The UK car finance scandal explained and are Irish consumers impacted?

Bank of Ireland has more the doubled the funds set aside to compensate customers
The UK car finance scandal explained and are Irish consumers impacted?

The FCA said it estimated that 14.2m loan agreements – 44% of all those made since 2007 – would be considered unfair and therefore due compensation.

Millions of people in the UK are on track to receive payouts averaging £700 (€806) in a compensation scheme for victims of a car finance scandal.

This is to do with the alleged mass mis-selling of car loans – a scandal that involved “secret” commission payments by lenders to car dealers, and millions of car buyers unknowingly paying more for their finance than they should have.

Bank of Ireland is involved as it provided car finance in Britain via its Northridge Finance business. The bank had set aside £143m (€167m) for repayments but now estimates that the provision could increase from £143m to £350m (€400m). 
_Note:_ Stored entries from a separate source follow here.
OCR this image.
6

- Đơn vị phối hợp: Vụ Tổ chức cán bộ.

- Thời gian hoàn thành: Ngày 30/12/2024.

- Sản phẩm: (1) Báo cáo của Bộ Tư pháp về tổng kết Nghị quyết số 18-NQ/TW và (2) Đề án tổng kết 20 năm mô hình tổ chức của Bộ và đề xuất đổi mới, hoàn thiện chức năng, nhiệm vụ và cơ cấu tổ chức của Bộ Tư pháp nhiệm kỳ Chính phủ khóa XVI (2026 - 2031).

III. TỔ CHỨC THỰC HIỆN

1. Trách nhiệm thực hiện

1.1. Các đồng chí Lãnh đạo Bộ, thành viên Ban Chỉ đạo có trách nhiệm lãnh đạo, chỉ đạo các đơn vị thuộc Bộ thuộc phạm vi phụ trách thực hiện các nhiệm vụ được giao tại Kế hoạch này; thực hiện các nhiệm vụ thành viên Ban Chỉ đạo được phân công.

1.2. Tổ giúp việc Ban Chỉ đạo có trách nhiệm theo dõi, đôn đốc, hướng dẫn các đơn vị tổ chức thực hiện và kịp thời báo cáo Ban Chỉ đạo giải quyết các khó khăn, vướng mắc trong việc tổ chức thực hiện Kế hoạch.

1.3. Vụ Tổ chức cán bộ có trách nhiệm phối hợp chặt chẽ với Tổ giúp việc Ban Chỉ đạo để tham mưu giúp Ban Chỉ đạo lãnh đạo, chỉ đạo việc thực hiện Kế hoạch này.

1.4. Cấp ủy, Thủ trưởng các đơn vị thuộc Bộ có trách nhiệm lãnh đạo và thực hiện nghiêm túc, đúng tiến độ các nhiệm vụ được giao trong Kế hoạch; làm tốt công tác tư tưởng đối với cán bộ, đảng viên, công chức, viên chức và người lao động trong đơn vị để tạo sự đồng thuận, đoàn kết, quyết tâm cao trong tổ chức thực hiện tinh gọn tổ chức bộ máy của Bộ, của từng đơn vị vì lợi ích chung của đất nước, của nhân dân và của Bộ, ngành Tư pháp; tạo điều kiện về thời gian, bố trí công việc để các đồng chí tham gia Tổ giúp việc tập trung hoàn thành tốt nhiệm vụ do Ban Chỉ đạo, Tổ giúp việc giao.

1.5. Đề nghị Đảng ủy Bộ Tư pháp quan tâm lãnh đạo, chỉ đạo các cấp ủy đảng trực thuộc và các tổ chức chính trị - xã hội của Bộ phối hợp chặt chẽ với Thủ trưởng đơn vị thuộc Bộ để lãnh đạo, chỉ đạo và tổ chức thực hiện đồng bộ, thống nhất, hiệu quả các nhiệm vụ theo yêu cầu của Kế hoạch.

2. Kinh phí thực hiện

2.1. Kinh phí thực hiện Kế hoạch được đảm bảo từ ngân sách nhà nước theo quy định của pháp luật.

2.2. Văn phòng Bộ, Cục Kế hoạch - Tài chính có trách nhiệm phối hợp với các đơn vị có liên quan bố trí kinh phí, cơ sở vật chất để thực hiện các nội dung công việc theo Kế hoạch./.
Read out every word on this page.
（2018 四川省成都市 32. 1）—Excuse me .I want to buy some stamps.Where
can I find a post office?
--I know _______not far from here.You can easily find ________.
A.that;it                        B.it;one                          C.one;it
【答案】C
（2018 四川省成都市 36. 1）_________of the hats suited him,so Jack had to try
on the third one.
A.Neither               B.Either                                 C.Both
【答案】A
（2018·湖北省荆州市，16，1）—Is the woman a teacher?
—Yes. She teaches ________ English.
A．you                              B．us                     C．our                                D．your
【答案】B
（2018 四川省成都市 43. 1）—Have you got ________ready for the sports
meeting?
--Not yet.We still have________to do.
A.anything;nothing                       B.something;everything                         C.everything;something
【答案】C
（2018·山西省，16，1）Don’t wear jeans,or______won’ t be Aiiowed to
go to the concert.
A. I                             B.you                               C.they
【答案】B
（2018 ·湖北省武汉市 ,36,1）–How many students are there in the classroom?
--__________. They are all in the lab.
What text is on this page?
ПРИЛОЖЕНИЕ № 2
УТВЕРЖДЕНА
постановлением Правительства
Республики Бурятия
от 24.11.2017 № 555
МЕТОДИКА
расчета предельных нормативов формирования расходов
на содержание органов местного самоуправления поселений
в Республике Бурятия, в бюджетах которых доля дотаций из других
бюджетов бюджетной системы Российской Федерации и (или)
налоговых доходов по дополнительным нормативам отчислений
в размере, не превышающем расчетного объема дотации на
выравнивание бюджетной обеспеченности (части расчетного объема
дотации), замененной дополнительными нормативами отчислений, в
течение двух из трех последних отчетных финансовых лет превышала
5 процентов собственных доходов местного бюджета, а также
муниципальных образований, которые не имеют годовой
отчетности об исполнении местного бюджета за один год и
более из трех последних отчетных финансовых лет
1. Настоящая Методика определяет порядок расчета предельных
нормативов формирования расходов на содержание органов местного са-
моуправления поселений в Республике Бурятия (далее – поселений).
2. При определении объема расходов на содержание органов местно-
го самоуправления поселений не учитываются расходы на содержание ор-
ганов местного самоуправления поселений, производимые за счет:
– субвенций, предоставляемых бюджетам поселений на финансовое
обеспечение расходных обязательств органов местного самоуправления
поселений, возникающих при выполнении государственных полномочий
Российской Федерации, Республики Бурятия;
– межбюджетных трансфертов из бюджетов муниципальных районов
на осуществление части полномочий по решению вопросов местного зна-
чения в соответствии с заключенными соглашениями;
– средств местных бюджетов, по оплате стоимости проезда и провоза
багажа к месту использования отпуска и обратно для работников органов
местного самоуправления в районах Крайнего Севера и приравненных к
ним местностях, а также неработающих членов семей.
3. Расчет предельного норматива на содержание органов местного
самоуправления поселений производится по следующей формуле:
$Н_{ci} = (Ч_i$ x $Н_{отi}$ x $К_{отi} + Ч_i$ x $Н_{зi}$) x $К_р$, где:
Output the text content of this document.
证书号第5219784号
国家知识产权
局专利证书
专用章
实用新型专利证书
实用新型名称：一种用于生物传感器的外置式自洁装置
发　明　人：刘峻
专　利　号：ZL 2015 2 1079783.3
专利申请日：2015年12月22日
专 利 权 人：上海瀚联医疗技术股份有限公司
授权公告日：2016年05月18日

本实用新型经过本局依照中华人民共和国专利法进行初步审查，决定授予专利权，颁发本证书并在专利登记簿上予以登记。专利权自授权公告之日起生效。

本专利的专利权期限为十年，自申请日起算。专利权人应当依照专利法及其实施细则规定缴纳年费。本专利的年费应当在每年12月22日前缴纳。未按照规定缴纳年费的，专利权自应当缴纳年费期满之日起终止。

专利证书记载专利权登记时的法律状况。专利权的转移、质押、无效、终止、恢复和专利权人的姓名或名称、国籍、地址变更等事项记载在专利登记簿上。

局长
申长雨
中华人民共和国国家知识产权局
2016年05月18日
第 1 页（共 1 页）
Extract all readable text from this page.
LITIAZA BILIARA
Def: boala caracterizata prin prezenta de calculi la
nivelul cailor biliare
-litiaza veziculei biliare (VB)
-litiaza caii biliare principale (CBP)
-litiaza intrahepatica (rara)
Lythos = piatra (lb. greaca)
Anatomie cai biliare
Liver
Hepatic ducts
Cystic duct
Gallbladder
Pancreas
Last week, Britain's watchdog Financial Conduct Authority (FCA) published its long-awaited proposals for an industry-wide scheme to compensate millions of consumers. The proposed scheme would cover motor finance agreements taken out between 6 April 2007 and 1 November 2024 where commission was paid by the lender to whoever sold the loan – usually the car dealer.

The FCA said it estimated that 14.2m loan agreements – 44% of all those made since 2007 – would be considered unfair and therefore due compensation.

However, that probably does not translate into 14.2 million people getting a payout, as some motorists bought several cars in the period and could therefore be eligible for multiple payouts totalling thousands of pounds.

The vast majority of new cars and an increasing number of used vehicles are bought with motor finance, typically either a personal contract purchase plan or a hire purchase agreement.

Who is in line for compensation?

The scheme the regulator is consulting on will largely focus on people whose deal included a “discretionary commission arrangement” (DCA), a particularly controversial type of car finance banned in 2021.

With DCA, lenders gave dealers the power to set the interest rates, with dealers getting more commission the higher the rate. This allegedly gave dealers an incentive to overcharge customers. It is the lenders – typically banks – who are on the hook for the compensation. The FCA estimates that 11.4m such loans are likely to be eligible for a payout.

However, there are also two other main types of case. The second-biggest category – accounting for 3.2m loan agreements that are likely to be in line for compensation – is where there was an arrangement between the lender and the dealer that gave the lender exclusivity or first refusal when it came to providing credit, which was not properly disclosed.

The third type – accounting for 2.9m eligible cases – involves unfairly high commission (where the commission was at least 35% of the total cost of the credit and 10% of the amount borrowed) that was not properly disclosed.

Some of the loan agreements will fall into more than one category, which is why adding up those three figures comes to more than 14.2m.

How much money will people get?

The FCA said in August that it estimated “most individuals will probably receive less than £950 in compensation per agreement”. Now it expects eligible consumers to receive an average of about £700 an agreement, with many receiving more than that “and a large number receiving less”.

FCA documents suggest that for DCAs, the mean proposed payout (the arithmetical average) would be £665, while the median figure (the middle value in a dataset) would be £517. The regulator said this was a complex issue and “not everyone will get everything they would like”.

What about Irish consumers?

The Central Bank of Ireland has also banned DCA type arrangements in Ireland issuing a warning to finance firms to cease the preactice from July 2024 but it has not flagged a wider probe similar to the UK watchdog. Sinn Féin TD Pearse Doherty raised the issue in the Dáíl earlier this year the Minister for Finance if he will review the practice of car dealers receiving commission from motor finance lenders. In response Minister Paschal Donohoe noted the Central Bank's decision to ban practice and said any consumer who has any concerns in relation to their motor finance product taken out in the past should contact the lender first and then has the option of a complaint to the Financial Services and Pensions Ombudsman (FSPO).